PostNapisane: 27 lip 2019, 13:17
przez Kami40
Dzięki za odpowiedzi, dla mnie najważniejsza jest niezawodnośc, ponieważ miszkam za granicą, dużo jeżdżę po mieście ale też będę jeździł z Niemiec do Polski i spowrotem, zastanawiam się też nad Hyundai Tucson, oczywiście myślę o aucie z drugiej ręki, nie nowym. Mazda ma fajne silniki ale nie chce się wkurzac za jakiś czas byle odpryskiem na masce, a później rdzą?

Re: Jaka jest jakość lakieru w Mazdach Skyactiv?

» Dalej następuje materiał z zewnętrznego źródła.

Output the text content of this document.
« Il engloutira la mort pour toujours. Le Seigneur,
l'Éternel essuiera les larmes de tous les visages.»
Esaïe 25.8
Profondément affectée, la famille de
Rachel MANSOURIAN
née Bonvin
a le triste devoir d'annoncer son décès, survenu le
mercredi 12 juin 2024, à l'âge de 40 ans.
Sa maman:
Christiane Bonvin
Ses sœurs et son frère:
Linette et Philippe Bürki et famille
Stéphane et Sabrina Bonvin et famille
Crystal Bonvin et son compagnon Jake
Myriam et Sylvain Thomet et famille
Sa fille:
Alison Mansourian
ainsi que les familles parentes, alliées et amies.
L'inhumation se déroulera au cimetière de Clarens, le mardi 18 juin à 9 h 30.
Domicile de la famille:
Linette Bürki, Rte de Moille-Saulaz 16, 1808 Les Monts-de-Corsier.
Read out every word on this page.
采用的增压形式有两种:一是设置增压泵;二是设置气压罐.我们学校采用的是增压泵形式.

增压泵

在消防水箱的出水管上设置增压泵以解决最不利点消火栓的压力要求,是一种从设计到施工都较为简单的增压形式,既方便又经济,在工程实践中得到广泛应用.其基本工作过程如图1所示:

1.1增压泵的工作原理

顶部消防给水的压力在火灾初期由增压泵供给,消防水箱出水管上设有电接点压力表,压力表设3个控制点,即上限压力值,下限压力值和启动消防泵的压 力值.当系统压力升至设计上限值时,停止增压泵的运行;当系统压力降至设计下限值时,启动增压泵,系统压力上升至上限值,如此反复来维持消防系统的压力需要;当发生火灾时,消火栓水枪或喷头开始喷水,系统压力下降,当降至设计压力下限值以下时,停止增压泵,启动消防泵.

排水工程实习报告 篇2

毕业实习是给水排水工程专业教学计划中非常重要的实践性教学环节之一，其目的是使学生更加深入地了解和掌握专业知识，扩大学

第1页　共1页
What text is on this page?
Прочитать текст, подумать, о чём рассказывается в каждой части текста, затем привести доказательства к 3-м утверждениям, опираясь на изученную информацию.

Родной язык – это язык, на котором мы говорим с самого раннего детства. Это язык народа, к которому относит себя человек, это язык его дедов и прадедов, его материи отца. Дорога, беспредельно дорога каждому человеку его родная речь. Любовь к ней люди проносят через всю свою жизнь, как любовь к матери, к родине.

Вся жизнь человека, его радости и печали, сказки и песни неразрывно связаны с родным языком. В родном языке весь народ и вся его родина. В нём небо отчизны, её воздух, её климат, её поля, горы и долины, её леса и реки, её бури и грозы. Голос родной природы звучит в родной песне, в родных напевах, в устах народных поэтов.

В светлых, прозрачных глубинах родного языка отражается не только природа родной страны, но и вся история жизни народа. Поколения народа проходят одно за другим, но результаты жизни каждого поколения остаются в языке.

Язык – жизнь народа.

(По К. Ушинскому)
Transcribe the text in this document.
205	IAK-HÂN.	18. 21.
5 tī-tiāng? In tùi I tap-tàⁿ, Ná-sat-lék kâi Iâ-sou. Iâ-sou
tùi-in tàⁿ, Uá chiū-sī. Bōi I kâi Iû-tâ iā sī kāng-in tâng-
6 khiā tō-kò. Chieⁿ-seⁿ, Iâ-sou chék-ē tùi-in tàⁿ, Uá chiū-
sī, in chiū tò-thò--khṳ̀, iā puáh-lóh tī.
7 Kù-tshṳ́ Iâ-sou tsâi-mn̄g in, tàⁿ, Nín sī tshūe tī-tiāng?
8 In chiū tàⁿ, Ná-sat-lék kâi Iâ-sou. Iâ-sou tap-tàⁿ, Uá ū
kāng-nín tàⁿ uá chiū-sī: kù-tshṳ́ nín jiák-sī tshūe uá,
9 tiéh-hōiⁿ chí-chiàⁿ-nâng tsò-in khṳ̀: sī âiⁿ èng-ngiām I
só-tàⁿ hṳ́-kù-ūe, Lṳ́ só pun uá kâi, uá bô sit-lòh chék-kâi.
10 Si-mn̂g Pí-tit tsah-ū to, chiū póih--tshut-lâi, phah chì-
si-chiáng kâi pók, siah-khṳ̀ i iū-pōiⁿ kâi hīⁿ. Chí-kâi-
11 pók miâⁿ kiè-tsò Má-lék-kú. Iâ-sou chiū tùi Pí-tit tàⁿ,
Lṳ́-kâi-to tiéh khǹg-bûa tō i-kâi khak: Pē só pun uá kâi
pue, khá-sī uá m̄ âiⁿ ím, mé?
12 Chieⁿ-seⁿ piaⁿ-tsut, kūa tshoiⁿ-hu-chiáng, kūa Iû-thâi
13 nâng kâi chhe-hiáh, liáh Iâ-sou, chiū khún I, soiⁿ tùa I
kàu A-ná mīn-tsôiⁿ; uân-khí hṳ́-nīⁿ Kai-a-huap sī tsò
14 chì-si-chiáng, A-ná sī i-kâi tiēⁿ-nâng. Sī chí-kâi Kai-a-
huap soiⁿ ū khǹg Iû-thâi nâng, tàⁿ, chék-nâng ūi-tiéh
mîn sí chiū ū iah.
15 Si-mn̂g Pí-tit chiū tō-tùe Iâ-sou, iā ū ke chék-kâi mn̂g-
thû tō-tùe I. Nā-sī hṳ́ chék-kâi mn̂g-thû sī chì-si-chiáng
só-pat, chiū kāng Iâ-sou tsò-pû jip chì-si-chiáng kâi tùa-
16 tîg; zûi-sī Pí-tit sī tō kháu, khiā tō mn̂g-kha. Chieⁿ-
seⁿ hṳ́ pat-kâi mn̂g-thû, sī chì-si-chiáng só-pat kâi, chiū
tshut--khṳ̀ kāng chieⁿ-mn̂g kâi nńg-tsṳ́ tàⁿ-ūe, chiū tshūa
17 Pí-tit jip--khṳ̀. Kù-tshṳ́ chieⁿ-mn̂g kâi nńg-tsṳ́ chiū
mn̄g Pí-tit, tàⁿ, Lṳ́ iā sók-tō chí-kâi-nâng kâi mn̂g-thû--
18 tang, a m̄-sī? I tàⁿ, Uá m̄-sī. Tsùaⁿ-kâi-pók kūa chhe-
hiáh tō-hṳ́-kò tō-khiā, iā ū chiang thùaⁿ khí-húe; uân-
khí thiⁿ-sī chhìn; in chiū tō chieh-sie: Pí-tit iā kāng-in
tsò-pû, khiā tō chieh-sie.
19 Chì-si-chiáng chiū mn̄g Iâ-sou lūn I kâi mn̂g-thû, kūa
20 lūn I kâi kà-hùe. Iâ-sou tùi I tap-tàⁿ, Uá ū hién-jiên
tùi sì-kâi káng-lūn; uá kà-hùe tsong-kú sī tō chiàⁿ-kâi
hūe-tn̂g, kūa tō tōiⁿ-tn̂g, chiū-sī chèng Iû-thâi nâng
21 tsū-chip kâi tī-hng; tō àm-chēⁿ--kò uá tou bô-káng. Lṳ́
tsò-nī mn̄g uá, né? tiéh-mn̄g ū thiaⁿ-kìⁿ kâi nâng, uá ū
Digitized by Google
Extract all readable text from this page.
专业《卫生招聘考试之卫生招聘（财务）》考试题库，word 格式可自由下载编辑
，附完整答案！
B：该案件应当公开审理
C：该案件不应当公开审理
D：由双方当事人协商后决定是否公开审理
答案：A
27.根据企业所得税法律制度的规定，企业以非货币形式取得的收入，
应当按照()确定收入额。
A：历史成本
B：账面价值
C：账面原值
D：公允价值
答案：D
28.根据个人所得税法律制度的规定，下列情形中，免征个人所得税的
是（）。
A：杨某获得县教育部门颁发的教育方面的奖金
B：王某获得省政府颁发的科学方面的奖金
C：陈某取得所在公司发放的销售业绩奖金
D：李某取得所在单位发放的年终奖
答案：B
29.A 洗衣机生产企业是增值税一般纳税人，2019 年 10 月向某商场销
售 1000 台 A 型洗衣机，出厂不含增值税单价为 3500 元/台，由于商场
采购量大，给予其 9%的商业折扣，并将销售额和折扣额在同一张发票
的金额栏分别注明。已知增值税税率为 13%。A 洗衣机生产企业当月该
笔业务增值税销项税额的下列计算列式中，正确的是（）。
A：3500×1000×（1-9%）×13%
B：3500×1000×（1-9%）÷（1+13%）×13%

PostNapisane: 27 lip 2019, 15:05
przez rav 75
Wtrącę swoje 3 grosze...Producentem farby używanej do lakierowania aut w fabryce jest (w zależności od producenta auta) Nippon i Kansai. Niezależnie jaki dalekowschodni producent wyprodukuje auto jakość lakieru jest taka sama,niezależnie czy jest to Hyundai,Kia,Mazda,Mitsubishi czy Toyota. 90-100 mikronów warstwy lakieru na białej czy czerwonej perle... Będzie odpryskiwać. I nie ma na świecie środków,kwarców,ceramik czy innej cudownej maści która temu zapobiegnie.
Dlaczego tak cieniutko? Oszczędności na materiale,na energii,na suszeniu,na wadze itd. Użytkownik ma jeździć autem 3 lata do czasu trwania gwarancji a później niech kupi nowe auto.